The couple have been brewing beer as Elkhorn Slough Brewing in a warehouse space in Watsonville for less than a year now, and are the first and only brewery in the city at this point. “We could only go so big in terms of home production,” says Reinhardt, not to mention the complicated process of getting a home operation certified for a commercial product. Since their property is in North Monterey County and their kids went to school in Watsonville, it was a natural choice to launch there.
Enos is a veteran home brewer, having gotten into it in the 80’s when he moved to Santa Cruz to attend UCSC. The unfortunate result was that “I developed a craft beer taste on a Budweiser budget,” he says, realizing that he could make better beer for much less money than what was available at the time in the craft market. He started brewing again over ten years ago, this time with Julie on board, and they finally decided to turn hobby into business in 2014 after seeing how much people were enjoying their brews. “We started getting some great recognition for the beers and people were encouraging us to make more,” he says.
So finally, after a slow and steady re-entry into the huge beer scene here in the Monterey Bay, the couple have opened their doors to the public with a grand opening on Friday, July 22nd. The tasting room in the Watsonville facility features five beers on tap to start, and will rotate every week depending what’s brewing next.
“We started putting beers into barrels right when we got in here,” says Enos, “we wanted to make sure we had some of the stuff we are known for, which is the wild, barrel-fermented beers.” And while those beers are aging for the next month or so, we can sample their table beers on offer, including my favorite, the “Moro Cojo” a juicy sour wheat saison.

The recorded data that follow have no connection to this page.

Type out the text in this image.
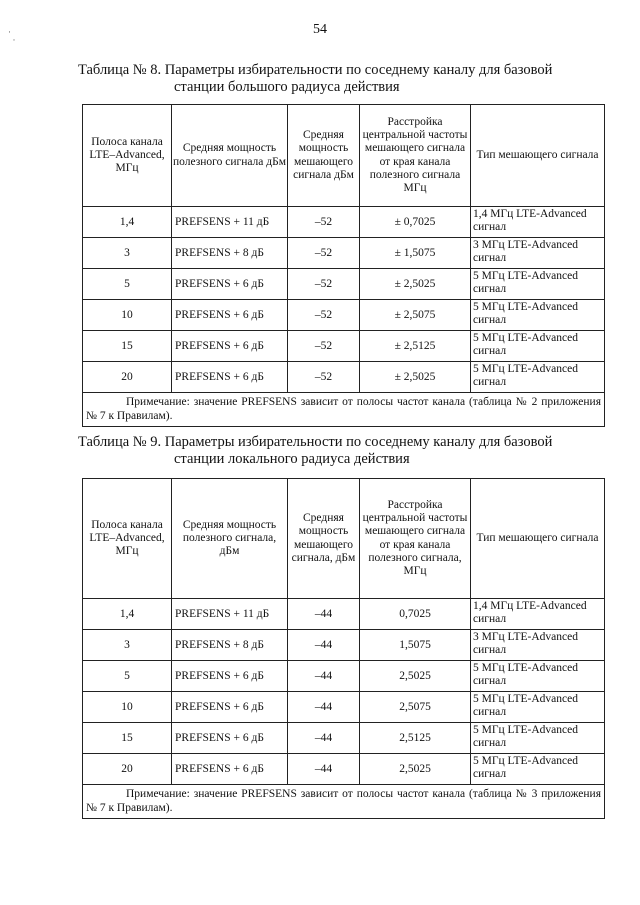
54
·
·
Таблица № 8. Параметры избирательности по соседнему каналу для базовой
станции большого радиуса действия
Полоса канала LTE–Advanced, МГц	Средняя мощность полезного сигнала дБм	Средняя мощность мешающего сигнала дБм	Расстройка центральной частоты мешающего сигнала от края канала полезного сигнала МГц	Тип мешающего сигнала
1,4	PREFSENS + 11 дБ	–52	± 0,7025	1,4 МГц LTE-Advanced сигнал
3	PREFSENS + 8 дБ	–52	± 1,5075	3 МГц LTE-Advanced сигнал
5	PREFSENS + 6 дБ	–52	± 2,5025	5 МГц LTE-Advanced сигнал
10	PREFSENS + 6 дБ	–52	± 2,5075	5 МГц LTE-Advanced сигнал
15	PREFSENS + 6 дБ	–52	± 2,5125	5 МГц LTE-Advanced сигнал
20	PREFSENS + 6 дБ	–52	± 2,5025	5 МГц LTE-Advanced сигнал
Примечание: значение PREFSENS зависит от полосы частот канала (таблица № 2 приложения № 7 к Правилам).				
Таблица № 9. Параметры избирательности по соседнему каналу для базовой
станции локального радиуса действия
Полоса канала LTE–Advanced, МГц	Средняя мощность полезного сигнала, дБм	Средняя мощность мешающего сигнала, дБм	Расстройка центральной частоты мешающего сигнала от края канала полезного сигнала, МГц	Тип мешающего сигнала
1,4	PREFSENS + 11 дБ	–44	0,7025	1,4 МГц LTE-Advanced сигнал
3	PREFSENS + 8 дБ	–44	1,5075	3 МГц LTE-Advanced сигнал
5	PREFSENS + 6 дБ	–44	2,5025	5 МГц LTE-Advanced сигнал
10	PREFSENS + 6 дБ	–44	2,5075	5 МГц LTE-Advanced сигнал
15	PREFSENS + 6 дБ	–44	2,5125	5 МГц LTE-Advanced сигнал
20	PREFSENS + 6 дБ	–44	2,5025	5 МГц LTE-Advanced сигнал
Примечание: значение PREFSENS зависит от полосы частот канала (таблица № 3 приложения № 7 к Правилам).				
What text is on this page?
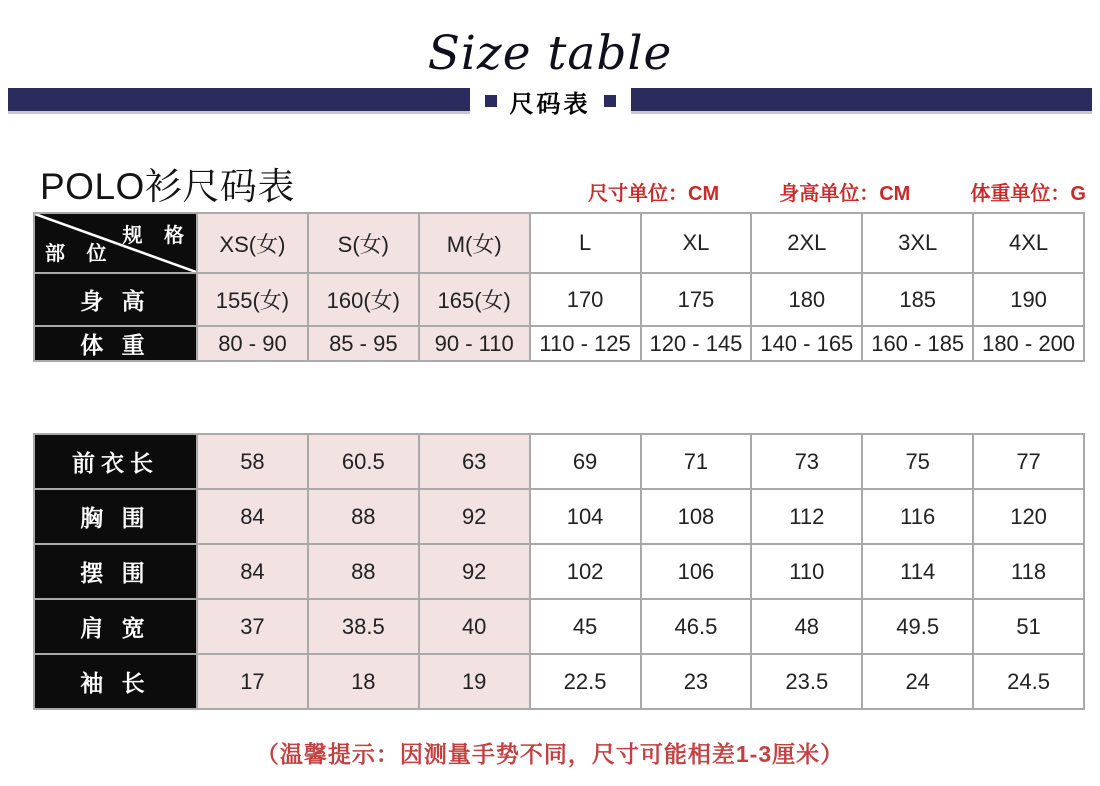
Size table
尺码表
POLO衫尺码表	尺寸单位：CM	身高单位：CM	体重单位：G
规 格
部 位	XS(女)	S(女)	M(女)	L	XL	2XL	3XL	4XL
身 高	155(女)	160(女)	165(女)	170	175	180	185	190
体 重	80 - 90	85 - 95	90 - 110	110 - 125	120 - 145	140 - 165	160 - 185	180 - 200
前衣长	58	60.5	63	69	71	73	75	77
胸 围	84	88	92	104	108	112	116	120
摆 围	84	88	92	102	106	110	114	118
肩 宽	37	38.5	40	45	46.5	48	49.5	51
袖 长	17	18	19	22.5	23	23.5	24	24.5
（温馨提示：因测量手势不同，尺寸可能相差1-3厘米）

The wild ales are made possible by using the native yeasts from their apples. “The apples are really the base for our wild beer, our apple orchard is sort of a yeast manufacturing factory,” explains Enos. After that first batch of cider, which kind of “spontaneously fermented” they recognized that the reason the fermentation process was so “fast and furious without any work at all really” indicated how much yeast there was. They decided to apply the same yeast to a batch of beer and were very happy. So happy, in fact, that they decided to have the strain analyzed and it turns out it’s a unique yeast strain called Bilardi. “We are one of the first breweries to use it for beer, since you usually find it in nutritional supplements, says Enos, which means “it’s good for you!”

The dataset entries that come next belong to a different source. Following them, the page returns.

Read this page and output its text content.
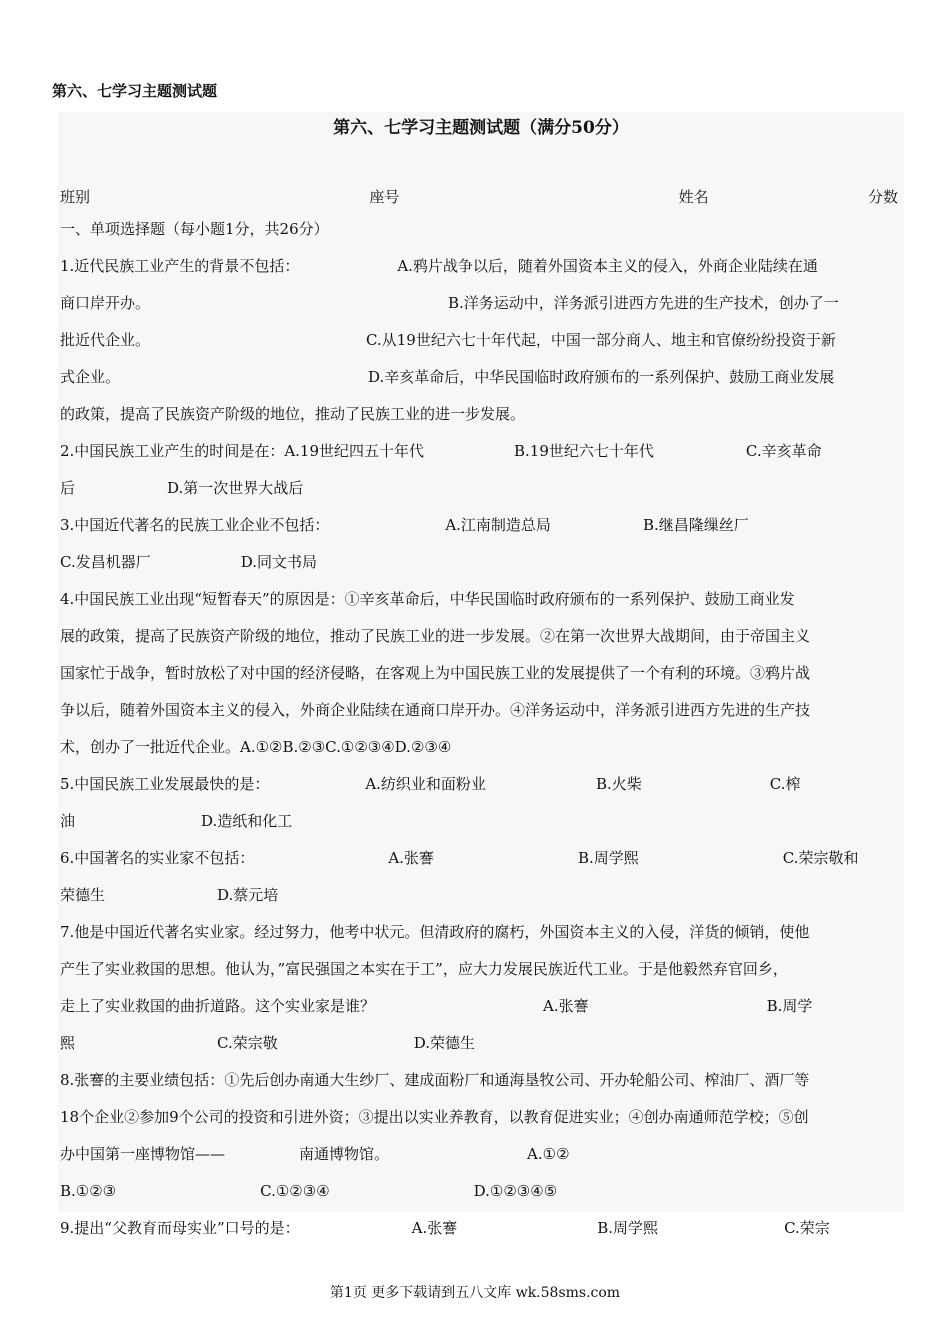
第六、七学习主题测试题
第六、七学习主题测试题（满分50分）
班别	座号	姓名	分数
一、单项选择题（每小题1分，共26分）
1.近代民族工业产生的背景不包括：	A.鸦片战争以后，随着外国资本主义的侵入，外商企业陆续在通
商口岸开办。	B.洋务运动中，洋务派引进西方先进的生产技术，创办了一
批近代企业。	C.从19世纪六七十年代起，中国一部分商人、地主和官僚纷纷投资于新
式企业。	D.辛亥革命后，中华民国临时政府颁布的一系列保护、鼓励工商业发展
的政策，提高了民族资产阶级的地位，推动了民族工业的进一步发展。
2.中国民族工业产生的时间是在：A.19世纪四五十年代	B.19世纪六七十年代	C.辛亥革命
后	D.第一次世界大战后
3.中国近代著名的民族工业企业不包括：	A.江南制造总局	B.继昌隆缫丝厂
C.发昌机器厂	D.同文书局
4.中国民族工业出现“短暂春天”的原因是：①辛亥革命后，中华民国临时政府颁布的一系列保护、鼓励工商业发
展的政策，提高了民族资产阶级的地位，推动了民族工业的进一步发展。②在第一次世界大战期间，由于帝国主义
国家忙于战争，暂时放松了对中国的经济侵略，在客观上为中国民族工业的发展提供了一个有利的环境。③鸦片战
争以后，随着外国资本主义的侵入，外商企业陆续在通商口岸开办。④洋务运动中，洋务派引进西方先进的生产技
术，创办了一批近代企业。A.①②B.②③C.①②③④D.②③④
5.中国民族工业发展最快的是：	A.纺织业和面粉业	B.火柴	C.榨
油	D.造纸和化工
6.中国著名的实业家不包括：	A.张謇	B.周学熙	C.荣宗敬和
荣德生	D.蔡元培
7.他是中国近代著名实业家。经过努力，他考中状元。但清政府的腐朽，外国资本主义的入侵，洋货的倾销，使他
产生了实业救国的思想。他认为，”富民强国之本实在于工”，应大力发展民族近代工业。于是他毅然弃官回乡，
走上了实业救国的曲折道路。这个实业家是谁？	A.张謇	B.周学
熙	C.荣宗敬	D.荣德生
8.张謇的主要业绩包括：①先后创办南通大生纱厂、建成面粉厂和通海垦牧公司、开办轮船公司、榨油厂、酒厂等
18个企业②参加9个公司的投资和引进外资；③提出以实业养教育，以教育促进实业；④创办南通师范学校；⑤创
办中国第一座博物馆——	南通博物馆。	A.①②
B.①②③	C.①②③④	D.①②③④⑤
9.提出“父教育而母实业”口号的是：	A.张謇	B.周学熙	C.荣宗
第1页 更多下载请到五八文库 wk.58sms.com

One of those ales that we can expect to sample soon is a rare, estate project that the two can’t wait to present. “We recently harvested all of the olallieberries off our property to go into our June Bug, like 20-30 pounds, which we dumped into this barrel. We are really excited about that when it comes out,” Michael says. They are also experimenting with prickly pear fruit and tequila barrels, ”We have all kinds of exciting plans for the future!” adds Reinhardt.
For now, the tasting room will be open with very limited hours, Fridays and Saturdays from 1pm to 6pm. Elkhart Slough Brewing is pouring 4-ounce tastes, 12-ounce glasses and full pint-sized mason jars, and don’t forget your growlers, as they are filling those as well.

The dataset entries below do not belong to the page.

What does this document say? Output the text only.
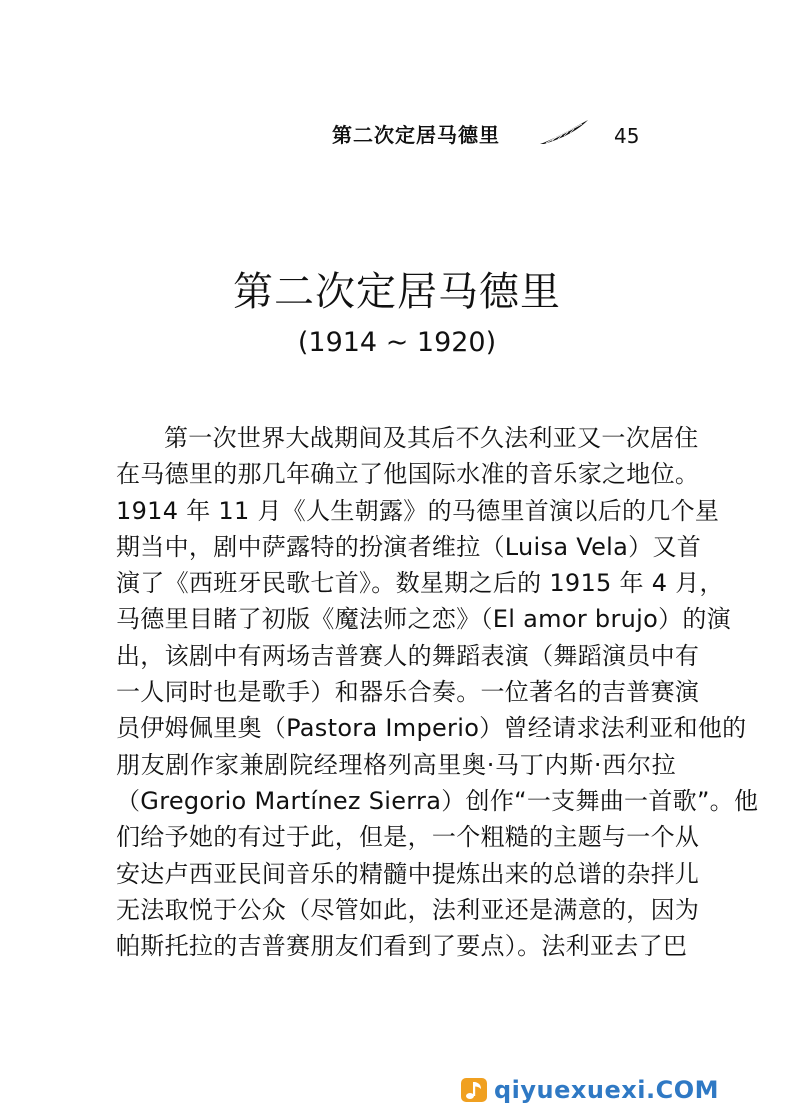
第二次定居马德里	45
第二次定居马德里
(1914 ~ 1920)
第一次世界大战期间及其后不久法利亚又一次居住
在马德里的那几年确立了他国际水准的音乐家之地位。
1914 年 11 月《人生朝露》的马德里首演以后的几个星
期当中，剧中萨露特的扮演者维拉（Luisa Vela）又首
演了《西班牙民歌七首》。数星期之后的 1915 年 4 月，
马德里目睹了初版《魔法师之恋》（El amor brujo）的演
出，该剧中有两场吉普赛人的舞蹈表演（舞蹈演员中有
一人同时也是歌手）和器乐合奏。一位著名的吉普赛演
员伊姆佩里奥（Pastora Imperio）曾经请求法利亚和他的
朋友剧作家兼剧院经理格列高里奥·马丁内斯·西尔拉
（Gregorio Martínez Sierra）创作“一支舞曲一首歌”。他
们给予她的有过于此，但是，一个粗糙的主题与一个从
安达卢西亚民间音乐的精髓中提炼出来的总谱的杂拌儿
无法取悦于公众（尽管如此，法利亚还是满意的，因为
帕斯托拉的吉普赛朋友们看到了要点）。法利亚去了巴
qiyuexuexi.COM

And you can also find their beer in a variety of taprooms around the area; Alvarado Street Brewery in Monterey; The Cremer House in Felton; and Lúpulo, Pour Taproom, and burger in Santa Cruz.
When asked about how other beermakers might view another brewing operation starting up in this seemingly oversaturated scene, Reinhardt explained, “We did a soft opening just for the brewing community a couple weeks ago and everyone has been so nice and helpful…we feel really lifted up by everyone and are super grateful.”
Amber Turpin is a food writer and baker who homesteads in Ben Lomond.